Heidelberg-NLP / VALSE

Data repository for the VALSE benchmark.
https://aclanthology.org/2022.acl-long.567/
MIT License
35 stars 3 forks source link

Release the scoring scripts? #1

Closed Wangt-CN closed 2 years ago

Wangt-CN commented 2 years ago

Hi, thanks a lot for this great work which quite inspires me! I wonder if it is possible to release the scoring scripts to reproduce any results (e.g., Table 2.) in your paper?

Looking forward to your reply!

LetiP commented 2 years ago

Thanks for your interest! :blush: I am looking into this, will get back to you soon. Do I understand correctly that you are interested in evaluation scripts, where let's say, you have output of model A and want to compare it with the ground truth / gold labels?

yu-wyatt-wu commented 2 years ago

I am also interested in evaluation scripts, and will be grateful if you can offer some! If the script can include some baseline codes like 12-in-1 (which seems to be the best), it will be better~

LetiP commented 2 years ago

Please have a look at the script that runs the LXMERT evaluation on VALSE. Hope it helps.

skshvl commented 9 months ago

Hi, I had a question about the following portion of the LXMERT script, where test_sentences contains [caption, foil]:

inputs = lxmert_tokenizer(
    test_sentences,
    padding="max_length",
    max_length=30,  # 20
    truncation=True,
    return_token_type_ids=True,
    return_attention_mask=True,
    add_special_tokens=True,
    return_tensors="pt"
)

output_lxmert = lxmert_base(
    input_ids=inputs.input_ids,
    attention_mask=inputs.attention_mask,
    visual_feats=features,
    visual_pos=normalized_boxes,
    token_type_ids=inputs.token_type_ids,
    return_dict=True,
    output_attentions=False,
)

m = torch.nn.Softmax(dim=1)
output = m(output_lxmert['cross_relationship_score'])
cross_score = output_lxmert['cross_relationship_score']

out_dict = {}
out_dict['lxmert'] = {'caption': 0, 'foil': 0} # 0 is not detected, 1 is detected
out_dict['lxmert']['caption'] = output[0, 1].item() # probability of fitting should be close to 1 for captions
out_dict['lxmert']['foil'] = output[1, 0].item() # probability of fitting, should be close to 0 for foils

Specifically, my question regards the last few lines. My understanding is that each row of the output variable will contain a probability for that caption being [incorrect, correct]. So shouldn't we then be accessing output[0,1] and output[1,1], as we are interested in the probability of caption and foil, respectively? I am concerned that accessing output [1,0] for foil, we are basically assuming that the "incorrectness probability" of foil (the first column) is its likelihood score. Since LXMERT seems to often put this first number pretty low and the correctness probability higher, this approach may risk leading to the foil will getting a low score regardless. Does that make sense?

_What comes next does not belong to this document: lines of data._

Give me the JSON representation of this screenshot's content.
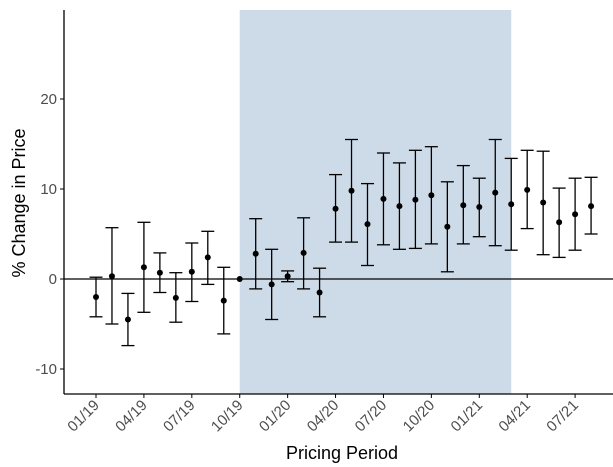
{
  "chart_data": {
    "type": "scatter",
    "xlabel": "Pricing Period",
    "ylabel": "% Change in Price",
    "ylim": [
      -13,
      30
    ],
    "y_ticks": [
      -10,
      0,
      10,
      20
    ],
    "y_tick_labels": [
      "-10",
      "0",
      "10",
      "20"
    ],
    "x_ticks": [
      "01/19",
      "04/19",
      "07/19",
      "10/19",
      "01/20",
      "04/20",
      "07/20",
      "10/20",
      "01/21",
      "04/21",
      "07/21"
    ],
    "zero_line": 0,
    "grid": false,
    "legend": "none",
    "shaded_region": {
      "from": "10/19",
      "to": "03/21"
    },
    "colors": {
      "shade": "#cddbe8",
      "points": "#000000",
      "axes": "#000000",
      "tick_text": "#4d4d4d"
    },
    "points": [
      {
        "period": "01/19",
        "estimate": -2.0,
        "ci_low": -4.2,
        "ci_high": 0.2
      },
      {
        "period": "02/19",
        "estimate": 0.3,
        "ci_low": -5.0,
        "ci_high": 5.7
      },
      {
        "period": "03/19",
        "estimate": -4.5,
        "ci_low": -7.4,
        "ci_high": -1.6
      },
      {
        "period": "04/19",
        "estimate": 1.3,
        "ci_low": -3.7,
        "ci_high": 6.3
      },
      {
        "period": "05/19",
        "estimate": 0.7,
        "ci_low": -1.5,
        "ci_high": 2.9
      },
      {
        "period": "06/19",
        "estimate": -2.1,
        "ci_low": -4.8,
        "ci_high": 0.7
      },
      {
        "period": "07/19",
        "estimate": 0.8,
        "ci_low": -2.5,
        "ci_high": 4.0
      },
      {
        "period": "08/19",
        "estimate": 2.4,
        "ci_low": -0.6,
        "ci_high": 5.3
      },
      {
        "period": "09/19",
        "estimate": -2.4,
        "ci_low": -6.1,
        "ci_high": 1.3
      },
      {
        "period": "10/19",
        "estimate": 0.0,
        "ci_low": 0.0,
        "ci_high": 0.0
      },
      {
        "period": "11/19",
        "estimate": 2.8,
        "ci_low": -1.1,
        "ci_high": 6.7
      },
      {
        "period": "12/19",
        "estimate": -0.6,
        "ci_low": -4.5,
        "ci_high": 3.3
      },
      {
        "period": "01/20",
        "estimate": 0.3,
        "ci_low": -0.3,
        "ci_high": 0.9
      },
      {
        "period": "02/20",
        "estimate": 2.9,
        "ci_low": -1.1,
        "ci_high": 6.8
      },
      {
        "period": "03/20",
        "estimate": -1.5,
        "ci_low": -4.2,
        "ci_high": 1.2
      },
      {
        "period": "04/20",
        "estimate": 7.8,
        "ci_low": 4.1,
        "ci_high": 11.6
      },
      {
        "period": "05/20",
        "estimate": 9.8,
        "ci_low": 4.1,
        "ci_high": 15.5
      },
      {
        "period": "06/20",
        "estimate": 6.1,
        "ci_low": 1.5,
        "ci_high": 10.6
      },
      {
        "period": "07/20",
        "estimate": 8.9,
        "ci_low": 3.8,
        "ci_high": 14.0
      },
      {
        "period": "08/20",
        "estimate": 8.1,
        "ci_low": 3.3,
        "ci_high": 12.9
      },
      {
        "period": "09/20",
        "estimate": 8.8,
        "ci_low": 3.4,
        "ci_high": 14.3
      },
      {
        "period": "10/20",
        "estimate": 9.3,
        "ci_low": 3.9,
        "ci_high": 14.7
      },
      {
        "period": "11/20",
        "estimate": 5.8,
        "ci_low": 0.8,
        "ci_high": 10.8
      },
      {
        "period": "12/20",
        "estimate": 8.2,
        "ci_low": 3.9,
        "ci_high": 12.6
      },
      {
        "period": "01/21",
        "estimate": 8.0,
        "ci_low": 4.7,
        "ci_high": 11.2
      },
      {
        "period": "02/21",
        "estimate": 9.6,
        "ci_low": 3.7,
        "ci_high": 15.5
      },
      {
        "period": "03/21",
        "estimate": 8.3,
        "ci_low": 3.2,
        "ci_high": 13.4
      },
      {
        "period": "04/21",
        "estimate": 9.9,
        "ci_low": 5.6,
        "ci_high": 14.3
      },
      {
        "period": "05/21",
        "estimate": 8.5,
        "ci_low": 2.7,
        "ci_high": 14.2
      },
      {
        "period": "06/21",
        "estimate": 6.3,
        "ci_low": 2.4,
        "ci_high": 10.1
      },
      {
        "period": "07/21",
        "estimate": 7.2,
        "ci_low": 3.2,
        "ci_high": 11.2
      },
      {
        "period": "08/21",
        "estimate": 8.1,
        "ci_low": 5.0,
        "ci_high": 11.3
      }
    ]
  }
}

And if so, I was also thinking that perhaps one should be doing the softmax along dimension 0, i.e. the positive likelihood scores should add up to 1 so that we can use that as a classification output score. But that is a less important issue.

Thanks!

skshvl commented 9 months ago

Related to this, the MMSHAP implementation of a very similar task actually accesses the second column of each LXMERT output score, which seem to match what I am saying: https://github.com/Heidelberg-NLP/MM-SHAP/blob/main/mm-shap_lxmert_dataset.py#L262 (line 262)

LetiP commented 9 months ago

Hi @skshvl ,

Thanks for pointing this out! Indeed, either this line of code or its description in the comment is wrong (for the code in the version you are talking about, it should say: "should be close to 1 for foils", and not 0). I've edited the line right now.

However, for computing the tables in the paper, I've used the script lines starting here and not the output dictionaries that we've been talking about above, so the accessed values and results are correct.